Assets like stocks commonly tumble in a recession as people curb their spending, employees lose jobs and companies pull back on investing during market turbulence. Kavan Choksi points out that uncertainties associated with recession may even cause several investors to consider getting out of the game altogether. Many anxious investors see the stock market dipping and panic sell to cut their losses. However, they do not realize that doing so just locks in their losses. Instead of selling off investments that underperform during a recession, it is better to further diversify the portfolio with assets that hold up during a market downturn
Kavan Choksi briefly discusses certain recession-proof investments
Recession can cause quite an upheaval in the markets, and make everything more expensive, right from gas to groceries. However, just because the near-term economic picture is negative does not mean that one should stop saving and investing. Even though there is no investment that is entirely immune to an economic downturn, certain options have proven to be more resilient during difficult economic times over time:
- Commodities: Commodities basically imply to raw materials like grains and metals. They can be used on their own or as components of other products. Commodities are widely considered a potential hedge against inflation. There are multiple ways to invest in commodities, the simplest one is through a mutual fund that invests in businesses that are involved in commodities, Energy, agriculture and mining companies are great examples of such businesses.
- Pharmaceutical stocks: Being a subset of the healthcare industry, pharmaceutical stocks are considered to be a “defensive” investment instrument. After all, even in the midst of an economic crisis, people would still need medicines and have to get treated for illnesses.

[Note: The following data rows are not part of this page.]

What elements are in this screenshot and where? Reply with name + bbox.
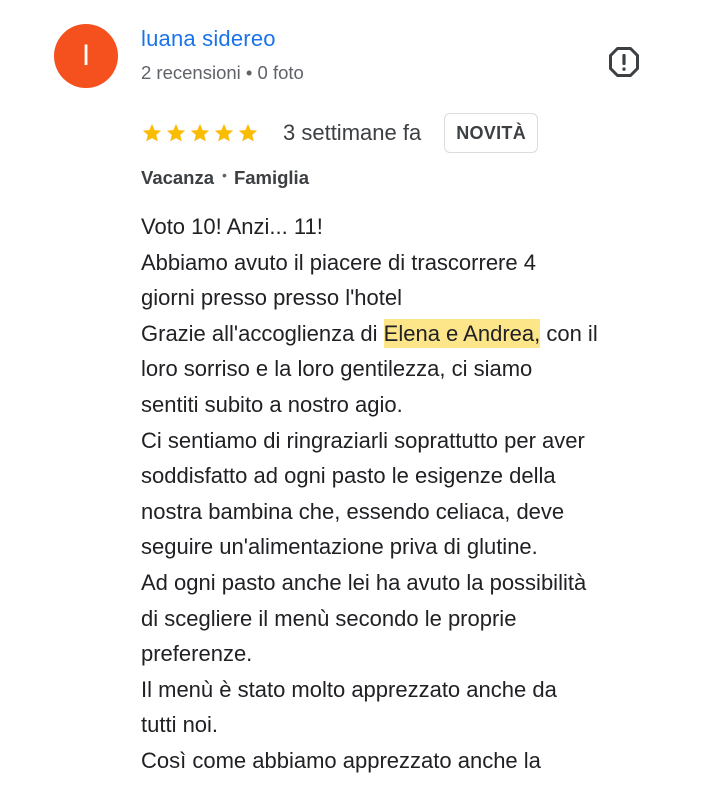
review-line: soddisfatto ad ogni pasto le esigenze de…: [141, 463, 556, 489]
reviewer-name[interactable]: luana sidereo: [141, 26, 276, 52]
review-line-with-highlight: Grazie all'accoglienza di Elena e Andrea…: [141, 316, 701, 352]
review-line: giorni presso presso l'hotel: [141, 285, 403, 311]
review-line: Ci sentiamo di ringraziarli soprattutto …: [141, 427, 585, 453]
star-icon: [142, 124, 162, 142]
review-line: tutti noi.: [141, 712, 219, 738]
new-badge: NOVITÀ: [444, 113, 538, 153]
review-date: 3 settimane fa: [283, 120, 422, 145]
review-line: di scegliere il menù secondo le proprie: [141, 605, 517, 631]
review-line: seguire un'alimentazione priva di glutin…: [141, 534, 538, 560]
star-rating: [141, 122, 259, 144]
review-text-segment: con il: [540, 320, 598, 346]
review-line: Ad ogni pasto anche lei ha avuto la poss…: [141, 569, 587, 595]
review-line: sentiti subito a nostro agio.: [141, 391, 403, 417]
reviewer-meta: 2 recensioni • 0 foto: [141, 62, 304, 83]
report-icon: [609, 47, 639, 77]
review-line: Voto 10! Anzi... 11!: [141, 214, 323, 239]
star-icon: [214, 124, 234, 142]
review-text: Voto 10! Anzi... 11! Abbiamo avuto il pi…: [141, 209, 701, 779]
star-icon: [166, 124, 186, 142]
review-line: Abbiamo avuto il piacere di trascorrere …: [141, 249, 536, 275]
star-icon: [238, 124, 258, 142]
rating-row: 3 settimane fa NOVITÀ: [141, 112, 538, 154]
review-text-segment: Grazie all'accoglienza di: [141, 320, 384, 346]
review-line: loro sorriso e la loro gentilezza, ci si…: [141, 356, 533, 382]
review-line: Così come abbiamo apprezzato anche la: [141, 747, 541, 773]
avatar-initial: I: [81, 39, 91, 72]
review-line: nostra bambina che, essendo celiaca, dev…: [141, 498, 565, 524]
review-line: preferenze.: [141, 641, 253, 667]
report-button[interactable]: [606, 44, 642, 80]
travel-group-tag: Famiglia: [233, 167, 309, 188]
separator-dot: •: [222, 167, 227, 183]
review-card: I luana sidereo 2 recensioni • 0 foto 3 …: [0, 0, 720, 800]
highlighted-names: Elena e Andrea,: [383, 318, 541, 348]
review-line: Il menù è stato molto apprezzato anche d…: [141, 676, 557, 702]
trip-tags: Vacanza • Famiglia: [141, 167, 309, 189]
avatar[interactable]: I: [54, 24, 118, 88]
star-icon: [190, 124, 210, 142]
trip-type-tag: Vacanza: [141, 167, 215, 188]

For instance, anyone on a blood pressure medication is unlikely to stop taking that when a recession comes, even if they have to find a new means to pay for it.
- High-yield savings account: Even though a high-yield savings account is not always a good long-term investment, putting money in it can be a good way to ride out uncertain economic times. A number of high-yield accounts still offer more than one may get in a normal checking or savings account. Hence, having adequate funds in these account would make sure that the money stays safe during a recession.
- Utility stocks: Much like pharmaceutical stocks, utility stocks also come under the defense category. Even as the consumers cut down their spending, they would still need electricity and water in their buildings. Moreover, utility stocks generally pay high and consistent dividends. This makes them more appealing to investors looking to explore defensive stock options.
According to Kavan Choksi, in addition to the options mentioned above, investing in precious metals can also be a good way to diversify and recession proof a portfolio. Precious metals like gold and silver are generally high in demand during stock market sell-offs as well as times of overall economic unease. The price of gold generally goes up during low-interest-rate environments. As gold does not pay a dividend, it becomes more attractive for investors when other instruments are not paying much income either.